Aproximamo-nos devagar. Havia um homem alto no púlpito da igreja e pessoas sentadas nos bancos velhos e poeirentos. Caio me puxou para entrar, mas estaquei assustados. Eram todos estranhos. Vestiam-se de forma antiga e assim que o homem no centro da igreja nos viu, sorriu nos convidando a adentrar. Teimei e não fui. Foi o que me salvou. Caio foi ter com ele e assim que estava no meio da velha igreja, quase se sentando no lugar vago, no terceiro banco à direita, o homem sorriu novamente, porém mostrando dentes pontiagudos e enormes. Os fieis olharam para o Caio e também sorriram. A porta se fechou na minha cara, com estrondo. O que meus ouvidos ouviram naquele dia, ainda soa em meus pesadelos, devorando-me a alma.

Os gritos desesperados de meu irmão, pedindo para eu fugir dali, levaram-me até a janela ao lado da igreja. Bati no vidro, sem pensar no que estava fazendo e então minha mente quase parou. O homem do púlpito estava segurando meu irmão pelo pescoço.

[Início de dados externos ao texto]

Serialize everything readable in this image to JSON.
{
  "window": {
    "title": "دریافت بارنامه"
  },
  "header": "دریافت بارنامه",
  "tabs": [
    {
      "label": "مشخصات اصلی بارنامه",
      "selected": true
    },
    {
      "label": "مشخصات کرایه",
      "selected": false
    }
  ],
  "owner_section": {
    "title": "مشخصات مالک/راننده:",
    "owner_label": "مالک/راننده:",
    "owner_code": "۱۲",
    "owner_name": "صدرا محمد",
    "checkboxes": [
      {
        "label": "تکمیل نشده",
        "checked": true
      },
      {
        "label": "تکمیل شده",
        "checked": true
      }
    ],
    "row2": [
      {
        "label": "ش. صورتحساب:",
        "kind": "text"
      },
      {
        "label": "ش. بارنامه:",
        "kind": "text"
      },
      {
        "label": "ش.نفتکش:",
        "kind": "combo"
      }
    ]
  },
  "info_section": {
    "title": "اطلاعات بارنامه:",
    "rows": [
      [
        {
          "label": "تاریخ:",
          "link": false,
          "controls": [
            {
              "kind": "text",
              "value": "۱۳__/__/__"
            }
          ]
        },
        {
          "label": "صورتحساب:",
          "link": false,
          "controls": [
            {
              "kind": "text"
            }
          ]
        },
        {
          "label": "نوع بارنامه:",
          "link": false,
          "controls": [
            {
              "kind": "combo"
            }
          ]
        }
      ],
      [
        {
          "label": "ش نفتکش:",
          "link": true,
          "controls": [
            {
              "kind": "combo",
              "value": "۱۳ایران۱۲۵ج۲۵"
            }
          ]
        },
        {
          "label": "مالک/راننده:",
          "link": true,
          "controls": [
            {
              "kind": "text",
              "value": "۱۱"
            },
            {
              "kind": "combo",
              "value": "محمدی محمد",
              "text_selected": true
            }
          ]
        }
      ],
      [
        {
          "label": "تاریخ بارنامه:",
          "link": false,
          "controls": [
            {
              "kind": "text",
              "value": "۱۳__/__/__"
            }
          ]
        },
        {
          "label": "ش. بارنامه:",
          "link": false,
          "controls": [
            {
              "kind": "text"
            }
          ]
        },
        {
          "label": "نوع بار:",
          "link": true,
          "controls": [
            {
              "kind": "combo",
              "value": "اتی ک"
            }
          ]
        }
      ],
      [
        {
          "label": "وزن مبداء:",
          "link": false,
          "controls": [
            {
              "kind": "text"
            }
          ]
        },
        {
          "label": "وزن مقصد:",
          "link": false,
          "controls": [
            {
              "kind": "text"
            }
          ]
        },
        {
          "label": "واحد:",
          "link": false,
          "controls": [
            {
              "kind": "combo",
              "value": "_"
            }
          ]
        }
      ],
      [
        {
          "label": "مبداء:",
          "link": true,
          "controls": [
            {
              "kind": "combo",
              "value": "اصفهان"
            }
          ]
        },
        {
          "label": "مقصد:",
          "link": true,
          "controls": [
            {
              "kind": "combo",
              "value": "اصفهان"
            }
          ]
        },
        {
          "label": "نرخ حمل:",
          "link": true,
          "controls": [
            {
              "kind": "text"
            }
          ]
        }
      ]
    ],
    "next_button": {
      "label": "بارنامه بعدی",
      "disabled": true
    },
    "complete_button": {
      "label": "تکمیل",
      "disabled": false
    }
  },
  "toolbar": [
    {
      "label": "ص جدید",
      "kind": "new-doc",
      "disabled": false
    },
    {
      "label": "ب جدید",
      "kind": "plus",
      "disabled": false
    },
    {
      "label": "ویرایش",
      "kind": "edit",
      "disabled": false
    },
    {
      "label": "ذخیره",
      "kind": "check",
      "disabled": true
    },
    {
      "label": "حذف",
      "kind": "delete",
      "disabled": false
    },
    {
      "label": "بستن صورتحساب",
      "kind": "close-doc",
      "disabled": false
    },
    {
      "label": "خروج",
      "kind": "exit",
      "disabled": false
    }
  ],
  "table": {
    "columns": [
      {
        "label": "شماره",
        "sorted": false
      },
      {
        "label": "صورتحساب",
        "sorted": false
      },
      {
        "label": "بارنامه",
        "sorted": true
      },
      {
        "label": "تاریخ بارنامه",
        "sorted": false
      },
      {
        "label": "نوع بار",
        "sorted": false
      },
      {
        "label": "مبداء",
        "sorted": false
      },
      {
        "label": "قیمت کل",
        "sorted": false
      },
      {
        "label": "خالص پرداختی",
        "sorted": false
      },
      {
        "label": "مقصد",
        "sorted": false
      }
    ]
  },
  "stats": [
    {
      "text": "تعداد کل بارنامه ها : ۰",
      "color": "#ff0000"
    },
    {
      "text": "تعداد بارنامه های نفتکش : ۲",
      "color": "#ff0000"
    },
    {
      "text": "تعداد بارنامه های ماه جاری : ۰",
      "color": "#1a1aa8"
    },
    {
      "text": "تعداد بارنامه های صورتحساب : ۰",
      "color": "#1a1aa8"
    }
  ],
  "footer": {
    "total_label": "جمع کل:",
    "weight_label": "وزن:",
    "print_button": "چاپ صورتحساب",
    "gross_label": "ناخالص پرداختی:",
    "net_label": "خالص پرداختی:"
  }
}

Havia júbilo em seus olhos vermelhos. Em seguida cravou aqueles dentes pontiagudos no Caio. Segundos depois, seus olhos encontraram os meus. O sangue rubro escorria por seus lábios. Sangue de meu irmão. Em instantes, os fiéis, extasiados, atacaram-no em uníssono, mordendo-o e sugando o pouco sangue de seu corpo esquelético. O homem sorriu para mim. Nesse momento, pus-me a correr como o vento. Embrenhei-me no meio daquelas árvores, que pareciam dificultar minha passagem, e corri desenfreado. Pareciam gritar em meus ouvidos, furiosas por eu estar escapando. As lágrimas me impediam de enxergar as marcas de cal nas árvores, porém, a luz do sol acabou me mostrando o caminho até a escada, defendendo-me da morte certa. Subi aqueles degraus sentindo uma atmosfera densa atrás de mim. Talvez a luz os incomodasse. Galguei-os de dois em dois e logo me vi no patamar. Senti um empurrão nas costas, como se um vento me jogasse longe. Desci pelo outro lado que surgira novamente e corri, corri, corri.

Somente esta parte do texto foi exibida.